Cada cuadro de cotidianidad es una danza macabra. En día más luminoso se insinúa siempre la proximidad de una sombra. La risa desbordada y el goce inconsciente navegan lentos hacia su abismo. La parca yace al acecho en algún rincón del lienzo.
Un pedazo de piedra sobre La Danza de la Muerte de Hans Holbein (El joven) pretende recordarme que alguna vez creí caminar por el mismísimo centro neurálgico de la Historia, el sitio donde el planeta entero volcó sus emociones y su pánico, nuestro altar y nuestro espejo, las humeantes ruinas del futuro.
Los mil cuentos posibles yacen ahí, en la piedra bronca donde duermen las esculturas, en el flácido territorio límbico que aguarda su postergada revolución. Palabras vegetantes, palabras en estado de coma, palabras destinadas a la nada del neonato.

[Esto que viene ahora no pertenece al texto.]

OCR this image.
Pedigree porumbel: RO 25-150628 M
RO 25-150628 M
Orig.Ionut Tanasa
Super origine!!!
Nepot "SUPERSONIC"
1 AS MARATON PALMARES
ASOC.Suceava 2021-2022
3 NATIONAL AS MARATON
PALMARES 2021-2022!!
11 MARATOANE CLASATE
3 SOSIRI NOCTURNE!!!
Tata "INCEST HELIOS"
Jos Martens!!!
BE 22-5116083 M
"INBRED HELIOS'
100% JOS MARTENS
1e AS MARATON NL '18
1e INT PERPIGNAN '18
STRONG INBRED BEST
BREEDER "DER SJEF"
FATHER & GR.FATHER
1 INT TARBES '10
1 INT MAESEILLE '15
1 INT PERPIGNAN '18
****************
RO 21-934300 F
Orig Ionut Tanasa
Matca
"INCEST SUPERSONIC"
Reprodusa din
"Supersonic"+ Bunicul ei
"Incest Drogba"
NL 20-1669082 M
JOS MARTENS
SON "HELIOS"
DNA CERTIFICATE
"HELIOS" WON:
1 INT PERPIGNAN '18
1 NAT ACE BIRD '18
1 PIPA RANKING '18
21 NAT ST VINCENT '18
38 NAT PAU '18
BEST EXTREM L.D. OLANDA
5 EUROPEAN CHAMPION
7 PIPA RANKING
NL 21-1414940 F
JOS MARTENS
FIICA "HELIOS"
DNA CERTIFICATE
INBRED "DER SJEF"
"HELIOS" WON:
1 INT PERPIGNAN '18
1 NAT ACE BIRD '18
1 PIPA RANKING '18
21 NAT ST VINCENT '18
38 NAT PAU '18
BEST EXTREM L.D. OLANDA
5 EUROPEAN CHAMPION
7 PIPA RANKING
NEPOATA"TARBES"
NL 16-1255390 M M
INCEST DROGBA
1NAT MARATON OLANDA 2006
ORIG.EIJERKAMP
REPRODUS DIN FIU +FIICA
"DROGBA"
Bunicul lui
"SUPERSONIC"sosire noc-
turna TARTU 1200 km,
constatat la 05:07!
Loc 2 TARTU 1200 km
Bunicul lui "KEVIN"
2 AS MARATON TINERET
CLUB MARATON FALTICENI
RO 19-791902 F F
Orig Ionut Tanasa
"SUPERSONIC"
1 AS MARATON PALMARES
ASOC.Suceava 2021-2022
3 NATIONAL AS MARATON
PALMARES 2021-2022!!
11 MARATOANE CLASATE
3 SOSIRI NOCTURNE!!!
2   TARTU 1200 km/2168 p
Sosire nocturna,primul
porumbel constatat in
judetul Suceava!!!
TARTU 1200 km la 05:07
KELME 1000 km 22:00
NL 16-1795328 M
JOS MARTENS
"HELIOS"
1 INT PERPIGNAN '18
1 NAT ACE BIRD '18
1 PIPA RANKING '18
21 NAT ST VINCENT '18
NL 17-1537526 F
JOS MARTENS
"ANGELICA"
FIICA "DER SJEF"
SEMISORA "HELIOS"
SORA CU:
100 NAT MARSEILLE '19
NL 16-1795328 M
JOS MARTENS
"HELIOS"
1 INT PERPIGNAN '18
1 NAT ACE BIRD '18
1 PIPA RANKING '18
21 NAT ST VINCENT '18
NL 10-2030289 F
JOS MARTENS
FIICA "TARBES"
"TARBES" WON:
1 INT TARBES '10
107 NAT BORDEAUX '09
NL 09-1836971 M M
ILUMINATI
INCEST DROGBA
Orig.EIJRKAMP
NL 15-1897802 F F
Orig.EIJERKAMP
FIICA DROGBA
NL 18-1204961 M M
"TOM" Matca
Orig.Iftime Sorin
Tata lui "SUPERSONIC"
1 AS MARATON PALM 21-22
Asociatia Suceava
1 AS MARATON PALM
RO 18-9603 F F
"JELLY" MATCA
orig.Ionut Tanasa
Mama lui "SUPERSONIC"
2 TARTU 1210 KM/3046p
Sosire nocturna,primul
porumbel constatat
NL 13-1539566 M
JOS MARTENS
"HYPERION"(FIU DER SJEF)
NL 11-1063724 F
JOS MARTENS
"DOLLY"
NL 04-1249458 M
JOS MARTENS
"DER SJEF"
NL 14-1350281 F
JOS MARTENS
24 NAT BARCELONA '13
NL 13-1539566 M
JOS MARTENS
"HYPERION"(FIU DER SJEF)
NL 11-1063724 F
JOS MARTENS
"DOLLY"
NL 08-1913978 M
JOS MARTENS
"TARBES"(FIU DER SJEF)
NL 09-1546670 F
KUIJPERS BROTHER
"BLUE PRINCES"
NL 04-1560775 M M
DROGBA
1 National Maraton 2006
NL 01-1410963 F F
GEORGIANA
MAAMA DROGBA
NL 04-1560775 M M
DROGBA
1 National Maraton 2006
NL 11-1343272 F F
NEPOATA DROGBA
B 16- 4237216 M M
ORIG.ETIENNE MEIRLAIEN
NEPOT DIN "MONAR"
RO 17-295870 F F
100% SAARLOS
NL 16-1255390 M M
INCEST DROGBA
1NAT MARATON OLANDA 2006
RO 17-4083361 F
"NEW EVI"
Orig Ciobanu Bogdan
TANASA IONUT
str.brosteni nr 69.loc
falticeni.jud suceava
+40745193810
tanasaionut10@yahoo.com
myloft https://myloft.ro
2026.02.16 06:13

Presagios y cuentas regresivas. Los inocentes pasos fatales rumbo al cadalso. La más ordinaria despedida, la tarde de modorra que antecede al Infierno; la sombra siempre oculta, en omnipresente acecho. Aún en tu cuadro de cariñitos y sonrisas ella está ahí, reloj en mano, con la cuenta regresiva de los minutos, deshojados como una flor moribunda en otoño.